Year 1 Lost: 100 x 100% recovery = 100 lost items available
Year 2 since Lost: 100 x 50% recovery = 50 lost items in sand for two years
Year 3 since Lost: 100 x 10% recovery = 10 lost items in sand for third year
Total valuable items on the beach still left to be found on any given day: 100 + 50 + 10 = 160 items
This beach L x W is 1850 x 300ft = 555,000 ft2
This means there is one (1) lost recoverable (not buried too deep) valuable item every 3,500 sq ft. (includes water areas 60 yds off shore)
Given that an 11" search coil swept in one direction covers approx. 5 sq feet, and...
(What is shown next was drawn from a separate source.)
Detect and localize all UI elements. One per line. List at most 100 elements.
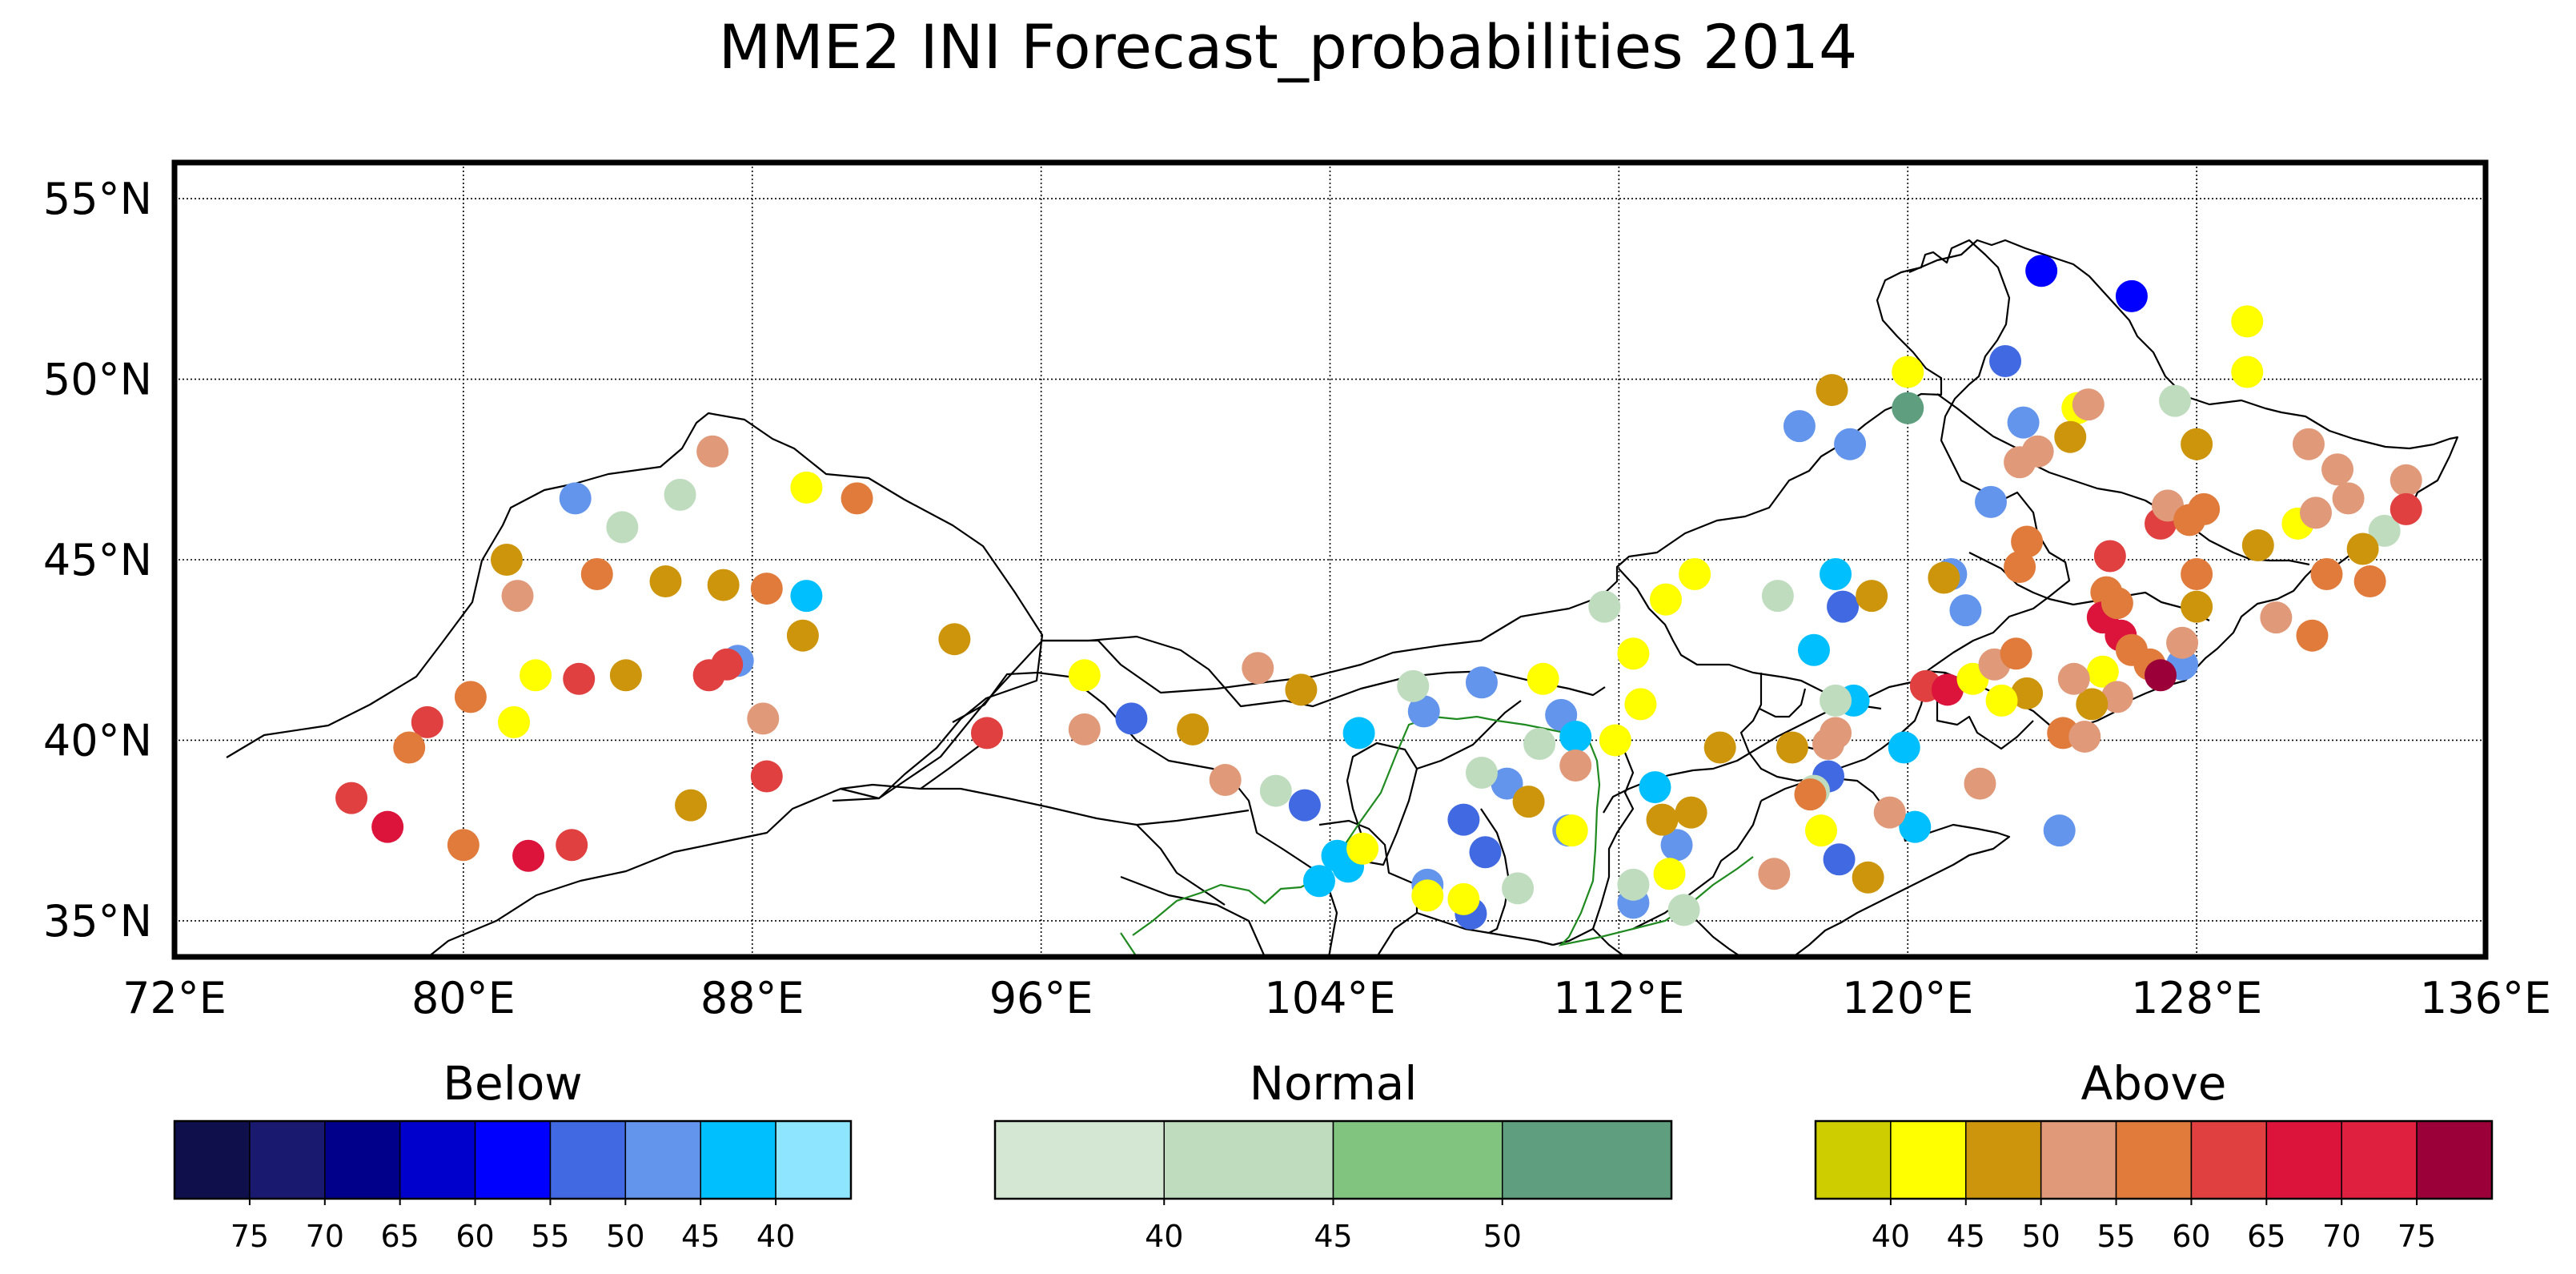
station-point-above — [747, 702, 780, 735]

Given that at average sweep speed you cover 28 feet / minute ...
You cover about 140 sq feet per minute at average detecting speed
If you detect for 6 hours a day, you cover 8400 sq feet / hr * 6 = 50,400 sq feet per hunt ...
It would take 11 such hunts of 6hrs each with no overlap to cover the entire sand and water areas
You would collect 80% (recovery rate) x 160 total valuable times = 128 valuable items
Of course, you share the beach hunting with other detectorists, not just you ...
because they hunt randomly without knowing who else hunted, about 80% of their hunting is overlapped ...
Since random detecting is at 20% efficiency (compared to your gridded 100% efficiency) it take them 330 hours of detecting to do the same job you do in 66 hours.
If 10 different people randomly hunt each week for 2 hours - it takes almost 24 weeks (6 months) for the beach/water areas to be fully hunted.
That's 240 different hunters every 6 months covering all the beach at 80% recovery, finding 128 valuable items (leaving 32 valuables not found)
Since there are more hunters than valuables to find ... 47% of the hunters walk away with nothing (assuming each hunter only can find one item)
If 20% of the hunters find two (2) items on their 2-hour hunt at the beach ... then 83% of the other hunters walk away empty handed
This is why, despite the Hanauma Bay's huge number of visitors ... the majority of the metal detectorists never find anything valuable there.
Other beaches have half the number of tourists ... with perhaps half the lost items (80 annually) but with only 25% fewer detectorists hunting ...
That means, on
less crowded beaches you have 20% of the smart searchers finding 2 valuables, and the other 94% finding nothing valuable
I'm usually in the 94% finding nothing of value ... Oh, well.